Parte II: [4], 316, [2] pp.
Parte III: [4], 325, [3] pp.
Bella e completa edizione ottocentesca delle Poesie di Giovanni Fantoni (1755–1807), noto poeta e intellettuale italiano, appartenente all’Arcadia con il nome pastorale di Labindo. Figura complessa e inquieta, Fantoni rappresenta uno dei protagonisti della cultura tardo-illuminista e preromantica italiana, in equilibrio tra idealismo politico, sensibilità civile e libertà di pensiero.
L’opera raccoglie i suoi componimenti più celebri — odi civili, satire, epistole e versi d’occasione — presentati in una veste editoriale sobria e accurata.
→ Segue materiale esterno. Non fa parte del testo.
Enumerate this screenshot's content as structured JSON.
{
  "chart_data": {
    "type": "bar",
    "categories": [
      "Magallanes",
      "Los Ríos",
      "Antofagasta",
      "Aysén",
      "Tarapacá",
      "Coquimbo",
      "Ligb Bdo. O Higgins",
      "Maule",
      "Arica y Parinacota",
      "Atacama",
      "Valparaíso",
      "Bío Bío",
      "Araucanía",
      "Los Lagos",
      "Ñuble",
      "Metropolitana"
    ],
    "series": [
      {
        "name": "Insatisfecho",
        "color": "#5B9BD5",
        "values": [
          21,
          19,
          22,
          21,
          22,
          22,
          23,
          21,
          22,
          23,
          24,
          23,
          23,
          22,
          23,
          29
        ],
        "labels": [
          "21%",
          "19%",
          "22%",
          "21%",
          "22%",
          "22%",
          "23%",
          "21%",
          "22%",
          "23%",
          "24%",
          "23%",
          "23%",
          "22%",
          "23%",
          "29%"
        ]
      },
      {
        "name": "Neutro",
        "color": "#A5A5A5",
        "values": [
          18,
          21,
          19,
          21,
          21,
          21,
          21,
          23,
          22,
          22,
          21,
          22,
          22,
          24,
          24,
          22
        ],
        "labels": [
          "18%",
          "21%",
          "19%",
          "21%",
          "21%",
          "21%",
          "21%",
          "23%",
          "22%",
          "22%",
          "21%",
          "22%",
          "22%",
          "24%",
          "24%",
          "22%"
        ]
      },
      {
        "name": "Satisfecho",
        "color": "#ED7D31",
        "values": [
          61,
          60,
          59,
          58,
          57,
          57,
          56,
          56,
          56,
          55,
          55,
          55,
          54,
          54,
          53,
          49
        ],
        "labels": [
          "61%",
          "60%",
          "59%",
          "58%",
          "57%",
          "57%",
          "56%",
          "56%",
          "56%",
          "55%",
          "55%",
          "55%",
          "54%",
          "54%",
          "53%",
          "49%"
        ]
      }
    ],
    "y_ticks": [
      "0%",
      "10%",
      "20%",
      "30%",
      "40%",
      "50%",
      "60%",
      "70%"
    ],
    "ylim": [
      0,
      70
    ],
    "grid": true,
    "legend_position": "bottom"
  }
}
L’insieme offre una panoramica completa della produzione poetica di un autore che, pur fedele ai moduli arcadici, introdusse nella lirica italiana un tono nuovo, più umano e appassionato.
Edizione stampata a Firenze (cfr. Parenti, Dizionario dei luoghi di stampa, p. 216, col. 2). Il primo volume reca un bel ritratto inciso di Fantoni in antiporta.